Baca juga: Dukung Dunia Pendidikan Kepariwisataan, Wyndham Casablanca Jakarta Berikan Dua Room Mewah
“Terhadap pelaku juga diamankan beberapa barang bukti yan g mengarah milik korban, salah satunya jaket yang dikenakan korban yang meruakan pemberian dari pelaku YA terhadap korban. Kemudian handphone milik korban juga,” ungkapnya.
Kapolres Cimahi melanjutkan, para pelaku nekat menghabisi nyawa korban karena sakit hati setelah korban memutuskan untuk menghentikan pertemanan bersama kedua pelaku.
Keputusan tersebut membuat para pelaku sakit hati dan dendam terhadap korban. Keduanya akhirnya sengaja datang dari Garut untuk menghampiri korban yang berada di Bandung.
Baca juga: Terima Hibah Aset dari KPK 23,3 Miliar, Pemprov Jabar Akan Jadikan Ruang Terbuka Hijau
“Itu yang membuat pelaku sakit hati, akhirnya menyusul dari Garut menuju ke Kota Bandung dengan niatan memang untuk membunuh korban,” jelas Niko.
Kedua pelaku YA dan AP sebenarnya sempat merencakan hal tersebut pada Sabtu lalu, namun karena AP masih harus bekerja mendekorasi tempat pernikahan, maka rencana tersebut digeser ke har Senin (9/2/2026).

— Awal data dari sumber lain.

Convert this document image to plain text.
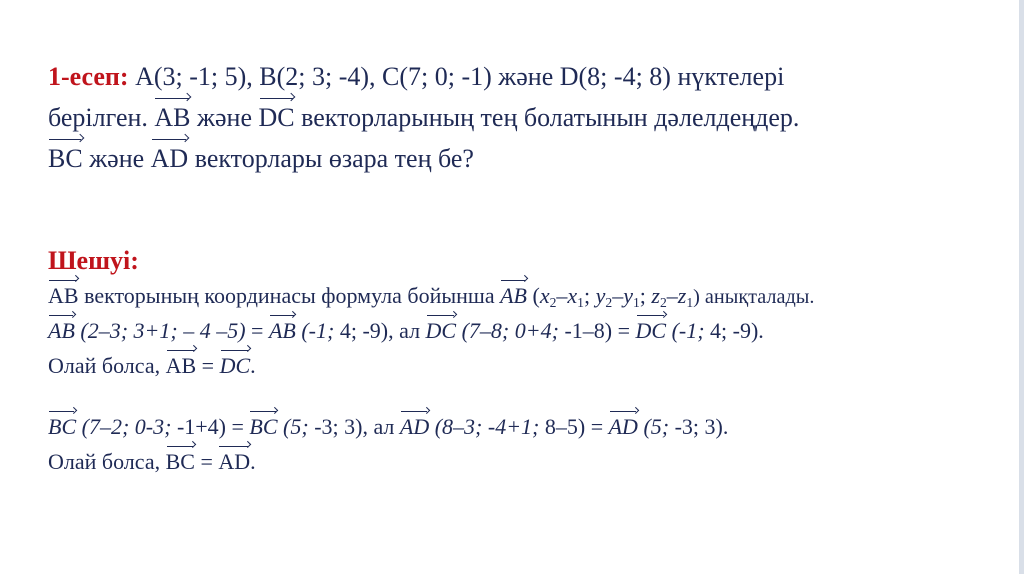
1-есеп: A(3; -1; 5), B(2; 3; -4), C(7; 0; -1) және D(8; -4; 8) нүктелері
берілген. AB және DC векторларының тең болатынын дәлелдеңдер.
BC және AD векторлары өзара тең бе?
Шешуі:
AB векторының координасы формула бойынша AB ($x_2-x_1$; $y_2-y_1$; $z_2-z_1$) анықталады.
AB (2–3; 3+1; – 4 –5) = AB (-1; 4; -9), ал DC (7–8; 0+4; -1–8) = DC (-1; 4; -9).
Олай болса, AB = DC.
BC (7–2; 0-3; -1+4) = BC (5; -3; 3), ал AD (8–3; -4+1; 8–5) = AD (5; -3; 3).
Олай болса, BC = AD.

Senin sore kedua pelaku bertemu korban di depan SMPN 26, Sukajadi, Kota Bandung dan melanjutkan perbincangan di eks lokasi Kampung Gajah. YA berinisiatif mengajak korban berbicara dibagian dalam lokasi tersebut agar lebih sepi.
Baca juga: Terima Hibah Aset dari KPK 23,3 Miliar, Pemprov Jabar Akan Jadikan Ruang Terbuka Hijau
“Karena di lokasi depan masuknya eks kampung gajah masih terlau ramai. Pelaku YA selaku eksekutor mengajak korban menuju lokasi lebih dalam, sementara AP sengaja menunggu motor di depan sambil memantau situasi.
Kapolres Cimahi melanjutkan, antara pelaku YA dan korban terlibat cekcok dan berakhir dengan aksi keji dari pelaku. YA terlebih dahulu memukulkan botol yang berada di lokasi ke bagian kepala korban.
Alih-alih menghentikan aksinya setelah korban terjatuh, YA justru menghujamkan pisau yang dibawanya dari Garut dan disimpan dalam jaket setelah diambilnya dari bawah jok motor.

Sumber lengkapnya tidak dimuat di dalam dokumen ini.